Salvador Dali był jednym z najwybitniejszych i najbardziej fascynujących artystów XX wieku. Talent do malarstwa zaczął przejawiać już w młodym wieku, co otworzyło mu drogę do studiów na prestiżowej Królewskiej Akademii Sztuk Pięknych San Fernando w Madrycie. Równie szybko ujawnił swoją kontrowersyjną naturę, nie skończył bowiem studiów. Nie przystąpił nawet do egzaminów twierdząc, że żaden z profesorów nie dorasta mu do pięt.
Pod koniec lat 20. XX w. Dali przeniósł się do Paryża, gdzie poznał swoją przyszłą żonę – starszą o 10 lat Galę, osobę bez której prawdopodobnie nigdy nie zostałby postacią tak kultową. Była nie tylko jego muzą, lecz w dzisiejszej terminologii także agentką. To ona oferowała jego obrazy galeriom w czasach, gdy jeszcze mało kto słyszał o młodym hiszpańskim surrealiście. Zajmowała się finansami geniusza, który pogrążony w swoim artyzmie nie rozróżniał nawet banknotów i mozolnie budowała jego sławę, dzięki czemu on, do reszty mógł pogrążyć się w świecie swojej - niekiedy przerażającej - wyobraźni.
Dzieła mniej znane
Salvador Dali to znacznie więcej niż tylko (aż) malarz. Wyrażał się również m.in. poprzez rzeźby, fotografię, animację czy teatr. Stworzył np. używane po dziś dzień logo lizaków Chupa Chups, a także wyemitowaną dopiero w 2003 roku ze względu na swój nadmierny surrealizm animację dla Walta Disneya pt. „Destino”. Częścią jego dziedzictwa pozostanie jednak także ekscentryzm. Od surrealistycznego balu znanego pod nazwą „Rothschild illuminati party” po organizowanie orgii, w których nie uczestniczył, a którym przyglądał się jakby były obrazem. Równie ekscentryczny Alice Cooper w jednym z wywiadów powiedział nawet o Dalim, że był on dla wszystkich „pierwszym hajem na kwasie, nawet jeśli nie zażywało się narkotyków”.

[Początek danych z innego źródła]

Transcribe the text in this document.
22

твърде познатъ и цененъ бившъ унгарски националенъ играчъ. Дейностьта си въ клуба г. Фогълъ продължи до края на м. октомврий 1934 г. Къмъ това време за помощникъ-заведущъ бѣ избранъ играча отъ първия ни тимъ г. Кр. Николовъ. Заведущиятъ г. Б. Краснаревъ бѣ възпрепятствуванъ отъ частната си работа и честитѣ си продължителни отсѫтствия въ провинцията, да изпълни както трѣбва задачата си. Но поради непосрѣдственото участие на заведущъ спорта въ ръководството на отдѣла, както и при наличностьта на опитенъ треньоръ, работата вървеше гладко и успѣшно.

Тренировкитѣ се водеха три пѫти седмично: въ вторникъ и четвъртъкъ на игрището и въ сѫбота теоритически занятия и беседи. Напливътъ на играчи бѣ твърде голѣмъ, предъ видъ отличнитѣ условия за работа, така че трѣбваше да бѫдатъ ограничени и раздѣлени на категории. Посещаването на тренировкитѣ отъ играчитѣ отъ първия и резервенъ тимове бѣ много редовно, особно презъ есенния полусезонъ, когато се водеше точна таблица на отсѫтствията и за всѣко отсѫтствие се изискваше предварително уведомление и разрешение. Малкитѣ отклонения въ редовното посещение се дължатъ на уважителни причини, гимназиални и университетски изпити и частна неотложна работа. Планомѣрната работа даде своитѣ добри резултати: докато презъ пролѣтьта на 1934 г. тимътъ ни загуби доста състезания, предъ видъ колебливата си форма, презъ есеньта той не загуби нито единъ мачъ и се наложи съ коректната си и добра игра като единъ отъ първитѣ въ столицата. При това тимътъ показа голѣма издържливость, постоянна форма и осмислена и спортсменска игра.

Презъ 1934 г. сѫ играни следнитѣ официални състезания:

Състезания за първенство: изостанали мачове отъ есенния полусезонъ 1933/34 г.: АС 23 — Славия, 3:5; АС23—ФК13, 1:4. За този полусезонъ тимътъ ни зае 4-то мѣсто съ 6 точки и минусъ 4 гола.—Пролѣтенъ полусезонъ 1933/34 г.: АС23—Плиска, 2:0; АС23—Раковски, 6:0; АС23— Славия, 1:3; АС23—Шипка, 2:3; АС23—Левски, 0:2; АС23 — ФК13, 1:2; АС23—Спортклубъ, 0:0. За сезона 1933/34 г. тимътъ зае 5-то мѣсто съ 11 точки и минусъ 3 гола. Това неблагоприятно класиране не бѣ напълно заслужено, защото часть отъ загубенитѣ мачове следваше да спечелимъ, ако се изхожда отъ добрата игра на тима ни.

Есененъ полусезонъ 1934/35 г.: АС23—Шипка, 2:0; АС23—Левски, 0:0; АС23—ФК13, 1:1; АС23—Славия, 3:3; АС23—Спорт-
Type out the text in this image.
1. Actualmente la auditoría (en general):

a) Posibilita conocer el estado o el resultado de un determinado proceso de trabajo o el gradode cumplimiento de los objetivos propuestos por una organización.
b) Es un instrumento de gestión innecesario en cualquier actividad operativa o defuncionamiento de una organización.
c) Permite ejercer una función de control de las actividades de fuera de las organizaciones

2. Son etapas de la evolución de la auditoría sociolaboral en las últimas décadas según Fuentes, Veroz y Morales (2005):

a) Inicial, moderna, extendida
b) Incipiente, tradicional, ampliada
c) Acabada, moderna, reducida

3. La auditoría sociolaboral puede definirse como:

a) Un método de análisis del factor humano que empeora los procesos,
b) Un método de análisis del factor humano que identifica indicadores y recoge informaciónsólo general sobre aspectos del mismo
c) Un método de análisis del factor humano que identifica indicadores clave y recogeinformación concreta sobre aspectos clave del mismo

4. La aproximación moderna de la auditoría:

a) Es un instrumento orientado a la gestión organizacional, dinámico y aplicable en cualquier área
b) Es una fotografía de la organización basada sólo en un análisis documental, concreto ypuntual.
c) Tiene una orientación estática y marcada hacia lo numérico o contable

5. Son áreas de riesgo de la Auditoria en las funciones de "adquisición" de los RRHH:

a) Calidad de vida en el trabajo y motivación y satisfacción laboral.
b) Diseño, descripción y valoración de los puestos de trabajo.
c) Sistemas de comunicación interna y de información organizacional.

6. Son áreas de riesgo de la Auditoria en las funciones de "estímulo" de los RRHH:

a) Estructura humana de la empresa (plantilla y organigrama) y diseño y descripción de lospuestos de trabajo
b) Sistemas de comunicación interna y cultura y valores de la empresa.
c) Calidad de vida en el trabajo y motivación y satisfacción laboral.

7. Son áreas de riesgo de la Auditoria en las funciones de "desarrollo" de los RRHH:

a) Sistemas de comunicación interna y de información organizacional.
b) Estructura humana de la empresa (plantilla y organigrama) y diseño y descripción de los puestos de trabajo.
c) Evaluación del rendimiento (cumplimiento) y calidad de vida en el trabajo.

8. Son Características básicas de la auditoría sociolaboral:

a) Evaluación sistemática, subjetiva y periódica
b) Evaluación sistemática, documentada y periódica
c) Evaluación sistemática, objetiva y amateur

Podróż do tego fascynującego świata oferuje nagrodzona przez „International Arch of Europe” wystawa „Dalineum”, gdzie podziwiać można mniej znane dzieła Dalego z prywatnej kolekcji. Od największej na świecie kolekcji medali jego autorstwa, przez litografie, ceramikę, czy wyroby z brązu, srebra i złota, po sztukę użytkową. Zorganizowana w trzech salach wystawa stanowi niezwykle ciekawy przystanek dla wielbicieli surrealizmu, a także samego artysty. Pozwala go bowiem choć trochę bardziej zrozumieć.
Wystawa mieści się przy ul. Wielkiej 24, czynna jest do końca roku.
Bilet normalny: 20 zł, studencki: 15 zł.